The request would raise monthly electricity bills for typical residential customers by $4.01, or about 6 percent, if approved by the Colorado Public Utilities Commission, Xcel spokesman Mark Stutz said Tuesday.
The utility wants the new rates to take effect Dec. 23, but the Public Utilities Commission will likely defer that so it can hold public hearings on the proposal.
Xcel said it plans to file a request for $100 million of the increase to take effect in January on an interim basis while regulators consider the full request. Xcel would credit customers with interest if its full rate increase isn't approved.
The utility recently sought a $29.2 million reduction in a separate rider on customers' bills that is related to costs of purchasing power from other providers. The reduction, together with the rate increase, would raise customers' bills around 4 percent, Xcel said.
Xcel also is seeking a change that would have three cost riders transferred into base electricity rates.
The Colorado Office of Consumer Counsel, which represents consumer interests, had no immediate comment on Xcel's request, which was filed near the end of business Tuesday.
"Since our last electric rate case, we have added more than $750 million of investment in Colorado to meet our customers' needs," David Eves, president and chief executive officer of Xcel's subsidiary Public Service Co. of Colorado, said in a written statement.
The proposed rate hike would cover a variety of costs.
Xcel said about $10 million is for removal of trees killed by pine beetles near its transmission system.

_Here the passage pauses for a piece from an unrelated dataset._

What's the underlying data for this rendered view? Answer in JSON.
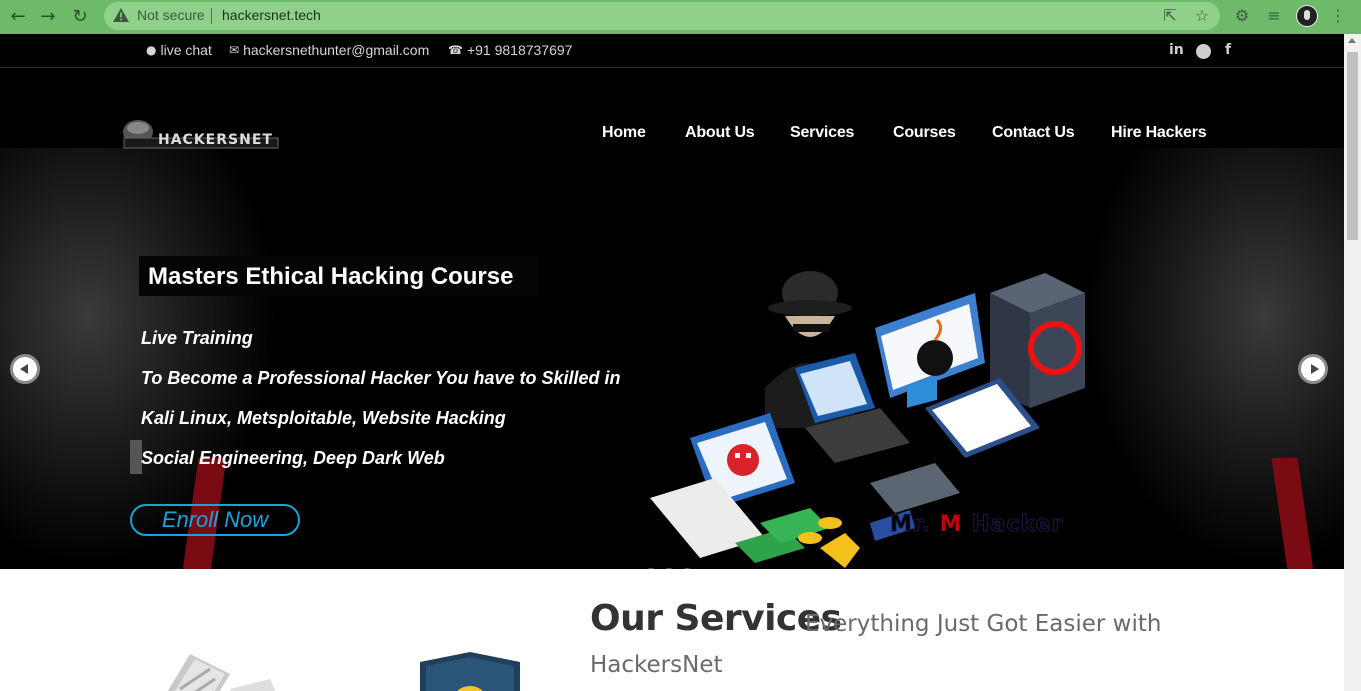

About $13 million is related to actions to reduce air pollution under the state Clean Air Clean Jobs Act, and Xcel expects a $23 million increase in its property taxes from upgrades to its transmission and distribution systems. Plus, between 2008 and 2012, Xcel Energy will have increased spending on maintenance and operation of its electric distribution system by about $23 million to ensure reliable service, the company said.
Furthermore, the company expects costs of serving customers to rise by $52 million as a deal to sell power to Black Hills Energy expires at the end of the year. Stutz contends the expiring contract will represent a long-term benefit to Xcel customers because it will make more than 300 megawatts of electric capacity available without Xcel having to build new power plants.